Resilient supply chain
The second important pandemic survival strategy is to have a more efficient and resilient supply chain.
Fears of contracting Covid-19 have limited movement, meaning businesses can no longer rely on the traditional routes to reach customers and must contend with ever changing materials and inputs supply chains. Optimising these two will ensure that businesses can not only produce goods or services in a timely and high quality manner, but can also reach the customers. The imposition of curfew hours has, for example hit certain businesses hard, notably those in the entertainment and transport sectors. The route-to-market has changed, and only the most agile will survive.
Businesses can further look to pivot by digitising their products; such as book publishers, newspaper printers and learning institutions, need to switch their delivery channels and migrate their customers to the perceived safe spaces. The transport, travel, tourism and hospitality sectors need to come up with value packages and combined offerings to survive the major slump in their industry.
Restaurants should ensure strict compliance with the various public health guidelines to make their customers feel safe, while also pivoting more to home deliveries.
Optimal tax structures
An optimised tax structure is the third most important Covid-19 business survival strategy. The aim of all businesses should be to be tax compliant and efficient, ensuring that there are outstanding or arising tax exposures will go a long way in ensuring the sustainability during the pandemic.
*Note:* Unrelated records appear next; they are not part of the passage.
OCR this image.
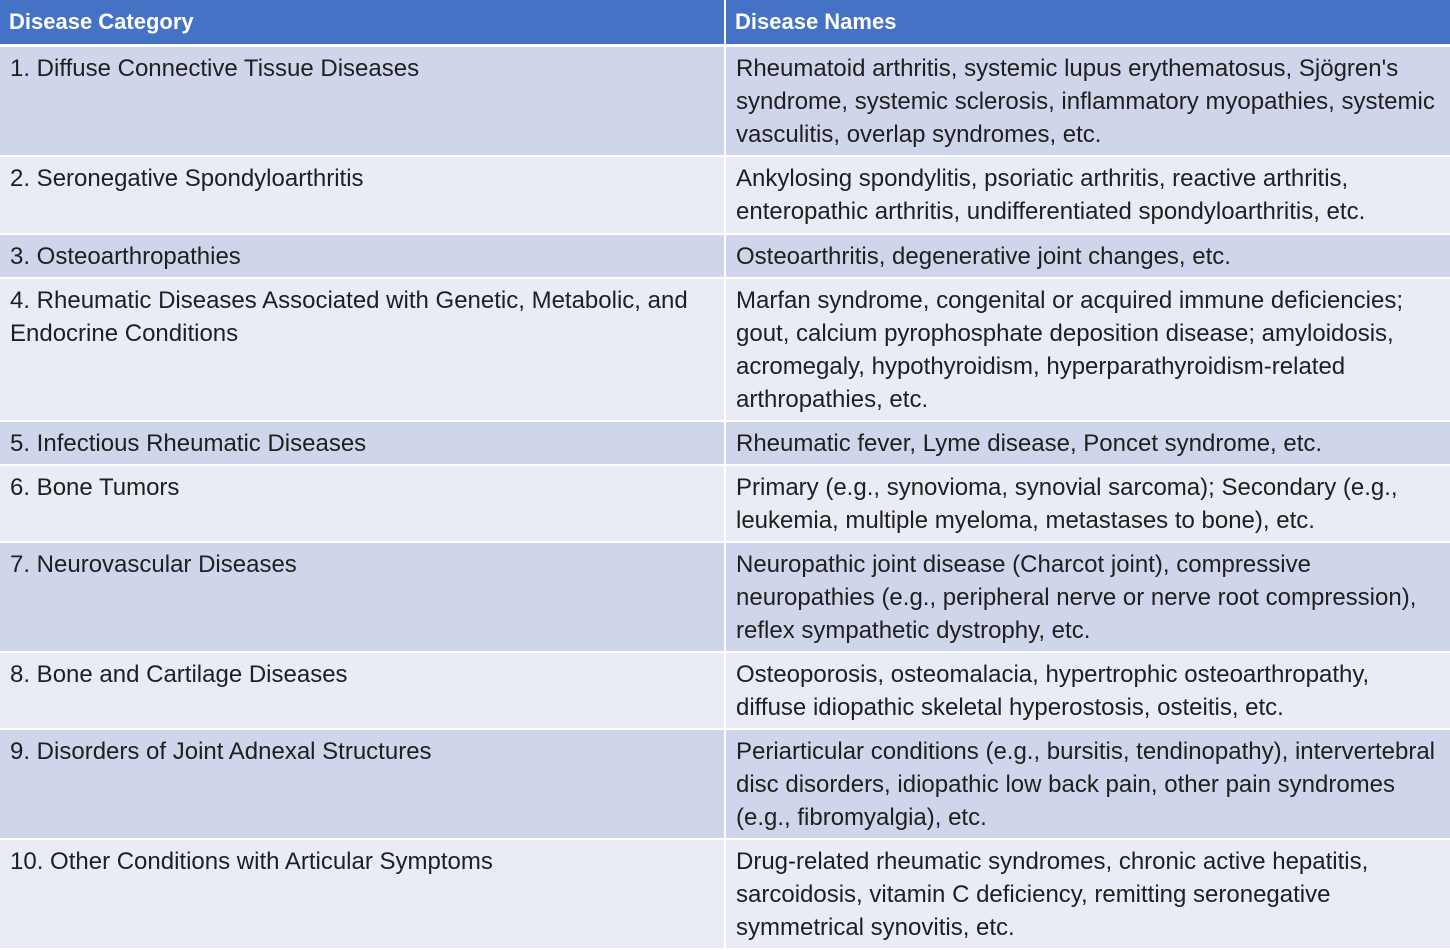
Disease Category	Disease Names
1. Diffuse Connective Tissue Diseases	Rheumatoid arthritis, systemic lupus erythematosus, Sjögren's syndrome, systemic sclerosis, inflammatory myopathies, systemic vasculitis, overlap syndromes, etc.
2. Seronegative Spondyloarthritis	Ankylosing spondylitis, psoriatic arthritis, reactive arthritis, enteropathic arthritis, undifferentiated spondyloarthritis, etc.
3. Osteoarthropathies	Osteoarthritis, degenerative joint changes, etc.
4. Rheumatic Diseases Associated with Genetic, Metabolic, and Endocrine Conditions	Marfan syndrome, congenital or acquired immune deficiencies; gout, calcium pyrophosphate deposition disease; amyloidosis, acromegaly, hypothyroidism, hyperparathyroidism-related arthropathies, etc.
5. Infectious Rheumatic Diseases	Rheumatic fever, Lyme disease, Poncet syndrome, etc.
6. Bone Tumors	Primary (e.g., synovioma, synovial sarcoma); Secondary (e.g., leukemia, multiple myeloma, metastases to bone), etc.
7. Neurovascular Diseases	Neuropathic joint disease (Charcot joint), compressive neuropathies (e.g., peripheral nerve or nerve root compression), reflex sympathetic dystrophy, etc.
8. Bone and Cartilage Diseases	Osteoporosis, osteomalacia, hypertrophic osteoarthropathy, diffuse idiopathic skeletal hyperostosis, osteitis, etc.
9. Disorders of Joint Adnexal Structures	Periarticular conditions (e.g., bursitis, tendinopathy), intervertebral disc disorders, idiopathic low back pain, other pain syndromes (e.g., fibromyalgia), etc.
10. Other Conditions with Articular Symptoms	Drug-related rheumatic syndromes, chronic active hepatitis, sarcoidosis, vitamin C deficiency, remitting seronegative symmetrical synovitis, etc.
Tax computation is of course dependent on the business structure; whether a sole proprietorship, partnership or limited liability company. While Covid-19 tax holiday measures announced by the government early last year expired in December, ensuring that the business has no material exposures that could affect its cash-flows is important. Engage professional tax consultants to keep your books, it might look more expensive to begin with but is the more cost effective strategy in the long run.
The fourth survival strategy is to build strong relationships with customers, suppliers and bankers. Your relationship with your suppliers and financiers could make all the difference between business continuity or disruption during the pandemic. In instances of constrained supplies, it is the businesses that have strong relationships with suppliers that get their orders first.
When Covid-19 disrupted global supply chains in the first half of last year, some businesses were more severely affected than others, depending on relationships cultivated with their financiers and suppliers over time. Such relationships are built on trust, fulfilment of obligations and professional interpersonal engagements. Identify your most key customers, and give them special treatment to keep them coming back.
You could, for example, appoint your best customer relations employee to always handle accounts of your top 10 clients. In some cases, your customers are also your suppliers and vice versa. A company that supplies IT services to a bank could, for example, also bank with the same institution that it serves. Identify such unique institutions and handle them with utmost care.
Clear rolling plans
Finally, businesses must set clear rolling plans and estimates to survive the pandemic disruption. It is the duty of management to ensure that goals and targets are set, well understood across the organisation, cascaded and tracked on a regular basis so as to ensure that the strategic objectives of the business are achieved.
The targets could include a radical shift in traditional business practices or products to take cognisance of the pandemic. Insurance companies could, for example, start offering plans that cover Covid-19 for all their customers. A bank could give interest holidays and offer restructuring plans to its struggling customers with good repayment records.